I have started working with cuda streams and keep getting very puzzling results. I’m testing the very basic examples of asynchronous methods (both can be found here https://devblogs.nvidia.com/parallelforall/how-overlap-data-transfers-cuda-cc/) and running them on GeForce GTX 760 (compute capability 3).
It the official documentation it says, the best overlap is for the cycle of the type
for (int i = 0; i < nStreams; ++i) {
int offset = i * streamSize;
checkCuda(cudaMemcpyAsync(&d_a[offset], &a[offset],
streamBytes, cudaMemcpyHostToDevice,
stream[i]));
kernel << <streamSize / blockSize, blockSize, 0, stream[i] >> >(d_a, offset);
checkCuda(cudaMemcpyAsync(&a[offset], &d_a[offset],
streamBytes, cudaMemcpyDeviceToHost,
stream[i]));
}
However, I’m not getting ANY overlap at all!
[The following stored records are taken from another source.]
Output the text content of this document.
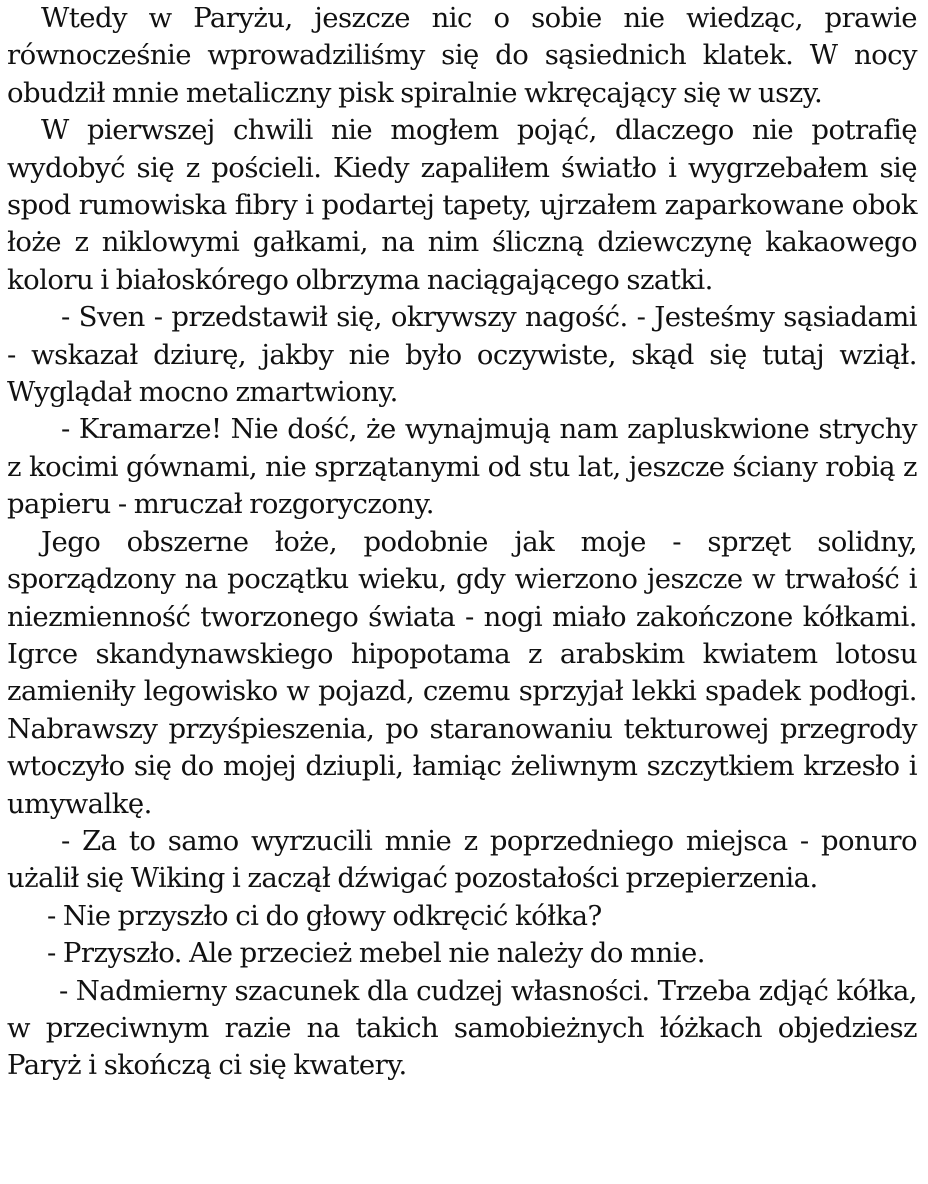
Wtedy w Paryżu, jeszcze nic o sobie nie wiedząc, prawie równocześnie wprowadziliśmy się do sąsiednich klatek. W nocy obudził mnie metaliczny pisk spiralnie wkręcający się w uszy.

W pierwszej chwili nie mogłem pojąć, dlaczego nie potrafię wydobyć się z pościeli. Kiedy zapaliłem światło i wygrzebałem się spod rumowiska fibry i podartej tapety, ujrzałem zaparkowane obok łoże z niklowymi gałkami, na nim śliczną dziewczynę kakaowego koloru i białoskórego olbrzyma naciągającego szatki.

- Sven - przedstawił się, okrywszy nagość. - Jesteśmy sąsiadami - wskazał dziurę, jakby nie było oczywiste, skąd się tutaj wziął. Wyglądał mocno zmartwiony.

- Kramarze! Nie dość, że wynajmują nam zapluskwione strychy z kocimi gównami, nie sprzątanymi od stu lat, jeszcze ściany robią z papieru - mruczał rozgoryczony.

Jego obszerne łoże, podobnie jak moje - sprzęt solidny, sporządzony na początku wieku, gdy wierzono jeszcze w trwałość i niezmienność tworzonego świata - nogi miało zakończone kółkami. Igrce skandynawskiego hipopotama z arabskim kwiatem lotosu zamieniły legowisko w pojazd, czemu sprzyjał lekki spadek podłogi. Nabrawszy przyśpieszenia, po staranowaniu tekturowej przegrody wtoczyło się do mojej dziupli, łamiąc żeliwnym szczytkiem krzesło i umywalkę.

- Za to samo wyrzucili mnie z poprzedniego miejsca - ponuro użalił się Wiking i zaczął dźwigać pozostałości przepierzenia.

- Nie przyszło ci do głowy odkręcić kółka?

- Przyszło. Ale przecież mebel nie należy do mnie.

- Nadmierny szacunek dla cudzej własności. Trzeba zdjąć kółka, w przeciwnym razie na takich samobieżnych łóżkach objedziesz Paryż i skończą ci się kwatery.
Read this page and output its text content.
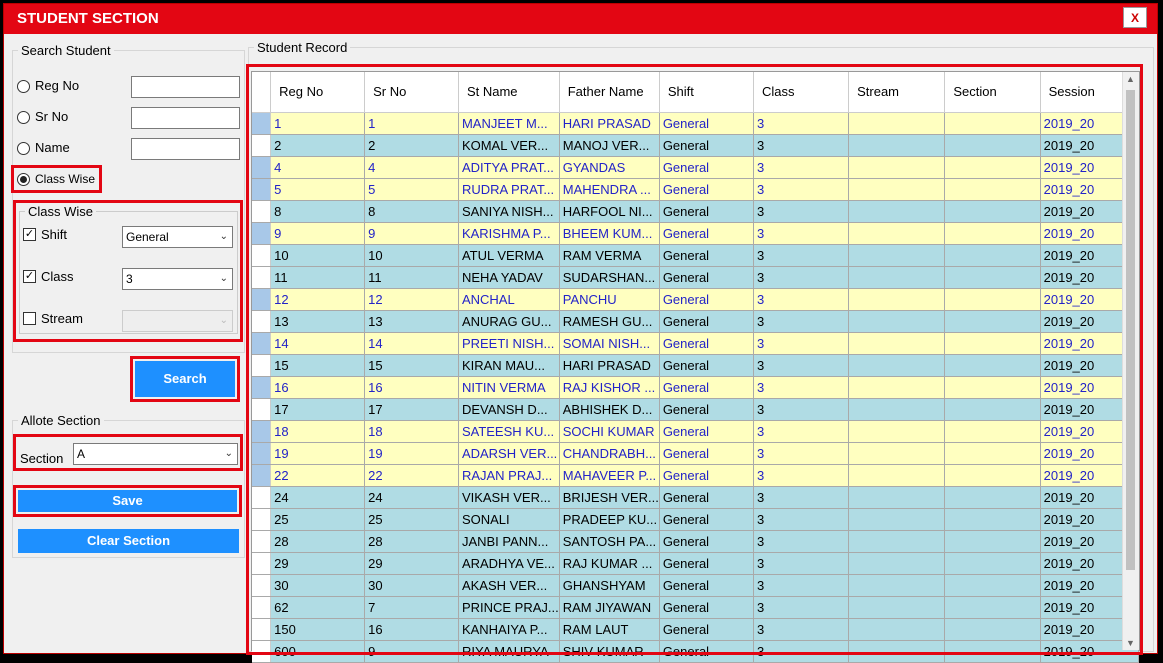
STUDENT SECTION	X
Search Student
Reg No
Sr No
Name
Class Wise
Class Wise
✓ Shift	General	⌄
✓ Class	3	⌄
Stream	⌄
Search
Allote Section
Section	A	⌄
Save
Clear Section
Student Record
	Reg No	Sr No	St Name	Father Name	Shift	Class	Stream	Section	Session
	1	1	MANJEET M...	HARI PRASAD	General	3			2019_20
	2	2	KOMAL VER...	MANOJ VER...	General	3			2019_20
	4	4	ADITYA PRAT...	GYANDAS	General	3			2019_20
	5	5	RUDRA PRAT...	MAHENDRA ...	General	3			2019_20
	8	8	SANIYA NISH...	HARFOOL NI...	General	3			2019_20
	9	9	KARISHMA P...	BHEEM KUM...	General	3			2019_20
	10	10	ATUL VERMA	RAM VERMA	General	3			2019_20
	11	11	NEHA YADAV	SUDARSHAN...	General	3			2019_20
	12	12	ANCHAL	PANCHU	General	3			2019_20
	13	13	ANURAG GU...	RAMESH GU...	General	3			2019_20
	14	14	PREETI NISH...	SOMAI NISH...	General	3			2019_20
	15	15	KIRAN MAU...	HARI PRASAD	General	3			2019_20
	16	16	NITIN VERMA	RAJ KISHOR ...	General	3			2019_20
	17	17	DEVANSH D...	ABHISHEK D...	General	3			2019_20
	18	18	SATEESH KU...	SOCHI KUMAR	General	3			2019_20
	19	19	ADARSH VER...	CHANDRABH...	General	3			2019_20
	22	22	RAJAN PRAJ...	MAHAVEER P...	General	3			2019_20
	24	24	VIKASH VER...	BRIJESH VER...	General	3			2019_20
	25	25	SONALI	PRADEEP KU...	General	3			2019_20
	28	28	JANBI PANN...	SANTOSH PA...	General	3			2019_20
	29	29	ARADHYA VE...	RAJ KUMAR ...	General	3			2019_20
	30	30	AKASH VER...	GHANSHYAM	General	3			2019_20
	62	7	PRINCE PRAJ...	RAM JIYAWAN	General	3			2019_20
	150	16	KANHAIYA P...	RAM LAUT	General	3			2019_20
	600	9	RIYA MAURYA	SHIV KUMAR	General	3			2019_20
▲
▼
Moreover, I have tested the code on GeForce GTX 970 and it shows the best overlap for the cycle
{
int offset = i * streamSize;
checkCuda(cudaMemcpyAsync(&d_a[offset], &a[offset],
streamBytes, cudaMemcpyHostToDevice,
stream[i]));
}
for (int i = 0; i < nStreams; ++i)
{
int offset = i * streamSize;
kernel << <streamSize / blockSize, blockSize, 0, stream[i] >> >(d_a, offset);
}
for (int i = 0; i < nStreams; ++i)
{
int offset = i * streamSize;
checkCuda(cudaMemcpyAsync(&a[offset], &d_a[offset],
streamBytes, cudaMemcpyDeviceToHost,
stream[i]));
}
I’m not sure how to treat such a divergence with the official recommendations.
Does anybody know where could be the reason for it?
Many thanks for your time and help!
Sofya